Question

\(M_3A_2\) is a sparingly soluble salt of molar mass \(y \text{ g mol}^{-1}\) and solubility \(x \text{ g L}^{-1}\). The ratio of the molar concentration of the anion (\(A^{3-}\)) to the solubility product (\(K_{sp}\)) of the salt is:

• A. \(\frac{1}{54} \frac{y^4}{x^4}\)
• B. \(\frac{y^5}{108x^4}\)
• C. \(108 \frac{x^5}{y^5}\)
• D. \(\frac{1}{108}\frac{y^4}{x^4}\)

Answer 1

The Correct Option is A

Step 1: Understanding the Question:
We need to find the ratio \(\frac{[A^{3-}]}{K_{sp}}\).
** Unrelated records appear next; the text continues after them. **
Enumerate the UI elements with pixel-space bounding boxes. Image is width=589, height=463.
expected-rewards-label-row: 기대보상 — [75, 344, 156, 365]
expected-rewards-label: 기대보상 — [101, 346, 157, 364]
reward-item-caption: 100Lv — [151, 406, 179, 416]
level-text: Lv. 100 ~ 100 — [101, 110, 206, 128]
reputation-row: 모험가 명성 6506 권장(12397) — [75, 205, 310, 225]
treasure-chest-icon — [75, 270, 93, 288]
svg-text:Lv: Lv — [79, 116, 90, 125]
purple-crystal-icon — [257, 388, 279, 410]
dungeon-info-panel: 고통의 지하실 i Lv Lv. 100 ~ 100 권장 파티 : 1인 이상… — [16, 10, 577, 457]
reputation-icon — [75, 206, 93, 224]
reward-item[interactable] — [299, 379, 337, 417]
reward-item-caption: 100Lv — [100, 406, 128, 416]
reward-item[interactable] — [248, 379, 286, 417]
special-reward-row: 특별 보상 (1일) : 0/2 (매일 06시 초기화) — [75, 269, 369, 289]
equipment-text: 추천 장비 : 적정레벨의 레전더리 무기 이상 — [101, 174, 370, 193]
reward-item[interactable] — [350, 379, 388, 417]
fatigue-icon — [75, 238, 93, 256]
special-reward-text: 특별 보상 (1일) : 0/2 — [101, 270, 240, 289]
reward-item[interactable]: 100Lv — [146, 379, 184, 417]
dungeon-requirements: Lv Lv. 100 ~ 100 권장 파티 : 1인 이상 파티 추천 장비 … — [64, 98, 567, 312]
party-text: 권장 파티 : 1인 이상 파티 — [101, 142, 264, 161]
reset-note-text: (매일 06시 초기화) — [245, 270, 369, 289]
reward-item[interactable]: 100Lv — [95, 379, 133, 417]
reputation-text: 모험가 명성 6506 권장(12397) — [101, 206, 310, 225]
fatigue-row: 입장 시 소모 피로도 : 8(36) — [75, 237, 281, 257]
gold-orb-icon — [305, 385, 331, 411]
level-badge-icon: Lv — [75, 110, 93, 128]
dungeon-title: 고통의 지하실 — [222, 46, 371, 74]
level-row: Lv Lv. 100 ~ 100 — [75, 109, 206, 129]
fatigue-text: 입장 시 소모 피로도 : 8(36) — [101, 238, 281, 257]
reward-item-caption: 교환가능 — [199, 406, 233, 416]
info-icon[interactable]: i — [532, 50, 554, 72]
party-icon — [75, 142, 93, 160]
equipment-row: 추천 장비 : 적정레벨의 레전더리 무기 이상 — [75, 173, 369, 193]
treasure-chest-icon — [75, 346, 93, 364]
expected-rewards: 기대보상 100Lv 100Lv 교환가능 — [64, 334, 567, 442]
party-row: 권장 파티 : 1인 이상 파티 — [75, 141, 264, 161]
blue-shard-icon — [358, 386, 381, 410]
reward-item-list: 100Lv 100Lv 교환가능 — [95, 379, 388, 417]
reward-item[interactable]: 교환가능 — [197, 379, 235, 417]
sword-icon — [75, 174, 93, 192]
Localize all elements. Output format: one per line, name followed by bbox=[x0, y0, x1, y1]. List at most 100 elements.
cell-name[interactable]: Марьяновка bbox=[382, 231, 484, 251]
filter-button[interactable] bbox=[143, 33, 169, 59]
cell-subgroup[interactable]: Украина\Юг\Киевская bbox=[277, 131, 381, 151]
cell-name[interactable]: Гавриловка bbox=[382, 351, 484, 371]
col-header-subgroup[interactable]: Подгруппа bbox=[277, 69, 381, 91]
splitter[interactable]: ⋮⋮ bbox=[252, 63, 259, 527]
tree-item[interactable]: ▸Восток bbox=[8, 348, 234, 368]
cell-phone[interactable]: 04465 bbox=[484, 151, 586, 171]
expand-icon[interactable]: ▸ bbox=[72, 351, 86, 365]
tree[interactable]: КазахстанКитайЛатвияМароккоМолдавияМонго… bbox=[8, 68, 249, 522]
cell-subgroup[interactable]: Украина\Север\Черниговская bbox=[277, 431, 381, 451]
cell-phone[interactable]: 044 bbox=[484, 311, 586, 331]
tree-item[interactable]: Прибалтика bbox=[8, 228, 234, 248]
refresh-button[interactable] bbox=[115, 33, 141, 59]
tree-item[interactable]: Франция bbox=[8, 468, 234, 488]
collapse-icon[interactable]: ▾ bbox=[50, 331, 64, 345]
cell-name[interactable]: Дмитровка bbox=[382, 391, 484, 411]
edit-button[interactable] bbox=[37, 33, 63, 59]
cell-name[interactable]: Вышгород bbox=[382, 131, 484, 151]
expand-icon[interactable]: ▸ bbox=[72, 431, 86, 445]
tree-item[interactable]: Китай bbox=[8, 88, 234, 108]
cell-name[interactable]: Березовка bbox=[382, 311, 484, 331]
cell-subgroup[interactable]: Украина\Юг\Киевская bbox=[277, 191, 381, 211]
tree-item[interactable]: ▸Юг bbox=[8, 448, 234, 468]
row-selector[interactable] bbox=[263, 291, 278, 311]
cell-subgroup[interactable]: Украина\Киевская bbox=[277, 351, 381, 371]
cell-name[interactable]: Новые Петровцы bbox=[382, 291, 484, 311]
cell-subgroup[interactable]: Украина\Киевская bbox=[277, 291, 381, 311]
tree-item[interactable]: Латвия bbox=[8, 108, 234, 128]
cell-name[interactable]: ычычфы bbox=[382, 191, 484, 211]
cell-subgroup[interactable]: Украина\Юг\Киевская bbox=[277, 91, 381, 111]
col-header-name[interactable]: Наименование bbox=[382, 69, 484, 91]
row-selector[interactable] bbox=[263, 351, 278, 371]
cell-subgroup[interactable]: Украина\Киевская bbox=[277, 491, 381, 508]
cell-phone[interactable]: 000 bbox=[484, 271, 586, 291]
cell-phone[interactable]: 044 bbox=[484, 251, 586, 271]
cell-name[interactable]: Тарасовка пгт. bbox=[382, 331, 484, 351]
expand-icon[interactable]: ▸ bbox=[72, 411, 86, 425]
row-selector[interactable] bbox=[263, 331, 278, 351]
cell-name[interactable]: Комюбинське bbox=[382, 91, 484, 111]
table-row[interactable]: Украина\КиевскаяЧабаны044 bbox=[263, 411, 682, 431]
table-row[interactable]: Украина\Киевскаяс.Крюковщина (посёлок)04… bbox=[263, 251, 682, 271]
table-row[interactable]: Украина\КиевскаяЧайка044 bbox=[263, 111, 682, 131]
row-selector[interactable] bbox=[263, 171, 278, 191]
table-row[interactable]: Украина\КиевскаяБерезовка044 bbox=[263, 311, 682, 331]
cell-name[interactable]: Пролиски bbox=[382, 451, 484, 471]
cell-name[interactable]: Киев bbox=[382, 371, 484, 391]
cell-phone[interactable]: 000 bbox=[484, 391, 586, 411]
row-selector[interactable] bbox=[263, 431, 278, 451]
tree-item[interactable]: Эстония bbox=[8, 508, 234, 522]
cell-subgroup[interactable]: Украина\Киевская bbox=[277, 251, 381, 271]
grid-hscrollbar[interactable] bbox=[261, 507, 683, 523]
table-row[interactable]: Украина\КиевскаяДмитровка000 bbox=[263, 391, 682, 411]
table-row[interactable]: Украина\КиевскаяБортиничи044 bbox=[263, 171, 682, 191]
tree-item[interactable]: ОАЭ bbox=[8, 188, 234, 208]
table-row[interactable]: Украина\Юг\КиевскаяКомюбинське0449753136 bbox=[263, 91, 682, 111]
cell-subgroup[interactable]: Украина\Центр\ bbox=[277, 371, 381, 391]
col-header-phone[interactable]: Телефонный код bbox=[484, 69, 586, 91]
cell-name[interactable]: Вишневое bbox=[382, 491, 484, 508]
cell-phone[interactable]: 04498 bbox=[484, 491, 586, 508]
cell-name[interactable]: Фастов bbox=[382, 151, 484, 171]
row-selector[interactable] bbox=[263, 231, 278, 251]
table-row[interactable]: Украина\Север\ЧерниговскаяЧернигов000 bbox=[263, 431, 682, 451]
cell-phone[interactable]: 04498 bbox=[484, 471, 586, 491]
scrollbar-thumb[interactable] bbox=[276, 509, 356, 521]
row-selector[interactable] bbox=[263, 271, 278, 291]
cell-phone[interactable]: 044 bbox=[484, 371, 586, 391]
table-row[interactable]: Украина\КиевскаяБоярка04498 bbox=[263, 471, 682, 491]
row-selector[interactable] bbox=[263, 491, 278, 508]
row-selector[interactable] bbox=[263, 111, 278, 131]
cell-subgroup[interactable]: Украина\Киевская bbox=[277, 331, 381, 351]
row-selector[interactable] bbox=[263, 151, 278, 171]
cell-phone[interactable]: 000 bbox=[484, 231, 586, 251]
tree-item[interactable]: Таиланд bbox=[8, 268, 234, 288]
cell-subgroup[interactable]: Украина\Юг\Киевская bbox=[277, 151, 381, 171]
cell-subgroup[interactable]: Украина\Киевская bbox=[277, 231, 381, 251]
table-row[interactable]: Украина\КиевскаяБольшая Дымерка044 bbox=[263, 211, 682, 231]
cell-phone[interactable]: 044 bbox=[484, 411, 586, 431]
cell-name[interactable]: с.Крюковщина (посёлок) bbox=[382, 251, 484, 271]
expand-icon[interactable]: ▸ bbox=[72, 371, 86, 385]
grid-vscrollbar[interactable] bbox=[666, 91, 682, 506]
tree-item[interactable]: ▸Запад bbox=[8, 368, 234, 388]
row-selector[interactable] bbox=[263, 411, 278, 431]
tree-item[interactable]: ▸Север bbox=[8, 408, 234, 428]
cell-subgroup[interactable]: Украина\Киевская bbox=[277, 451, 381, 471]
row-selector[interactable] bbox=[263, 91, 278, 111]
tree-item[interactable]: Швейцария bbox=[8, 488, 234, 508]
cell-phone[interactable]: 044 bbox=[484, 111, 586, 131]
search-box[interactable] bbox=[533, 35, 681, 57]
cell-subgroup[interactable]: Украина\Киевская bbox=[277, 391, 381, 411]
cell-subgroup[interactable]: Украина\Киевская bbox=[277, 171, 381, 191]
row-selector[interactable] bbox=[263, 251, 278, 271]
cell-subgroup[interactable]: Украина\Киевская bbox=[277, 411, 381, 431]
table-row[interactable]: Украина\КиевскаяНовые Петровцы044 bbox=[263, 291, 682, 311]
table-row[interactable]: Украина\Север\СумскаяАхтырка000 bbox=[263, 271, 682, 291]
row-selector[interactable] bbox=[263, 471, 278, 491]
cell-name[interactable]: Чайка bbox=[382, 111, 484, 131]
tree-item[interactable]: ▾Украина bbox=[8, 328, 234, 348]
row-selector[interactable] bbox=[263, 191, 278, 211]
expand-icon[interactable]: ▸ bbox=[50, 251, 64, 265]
First, we must convert the solubility from \(\text{g/L}\) to \(\text{mol/L}\) and then express concentrations in terms of this molar solubility.
Step 2: Key Formula or Approach:
1. Molar solubility \(s = \frac{\text{Solubility in g/L}}{\text{Molar mass}} = \frac{x}{y} \text{ mol/L}\).
2. Dissociation reaction: \(M_3A_2 (s) \rightleftharpoons 3M^{2+} (aq) + 2A^{3-} (aq)\).
3. Concentrations: \([M^{2+}] = 3s\) and \([A^{3-}] = 2s\).
4. Solubility product: \(K_{sp} = [M^{2+}]^3 [A^{3-}]^2 = (3s)^3 \times (2s)^2 = 108s^5\).
Step 3: Detailed Explanation:
The required ratio is \(\frac{[A^{3-}]}{K_{sp}}\):
\[ \text{Ratio} = \frac{2s}{108s^5} = \frac{1}{54s^4} \]
Now substitute \(s = \frac{x}{y}\) into the expression:
\[ \text{Ratio} = \frac{1}{54 \times (\frac{x}{y})^4} = \frac{1}{54 \times \frac{x^4}{y^4}} = \frac{1}{54} \frac{y^4}{x^4} \]
This matches Option (A).
Step 4: Final Answer:
The ratio is \(\frac{1}{54} \frac{y^4}{x^4}\).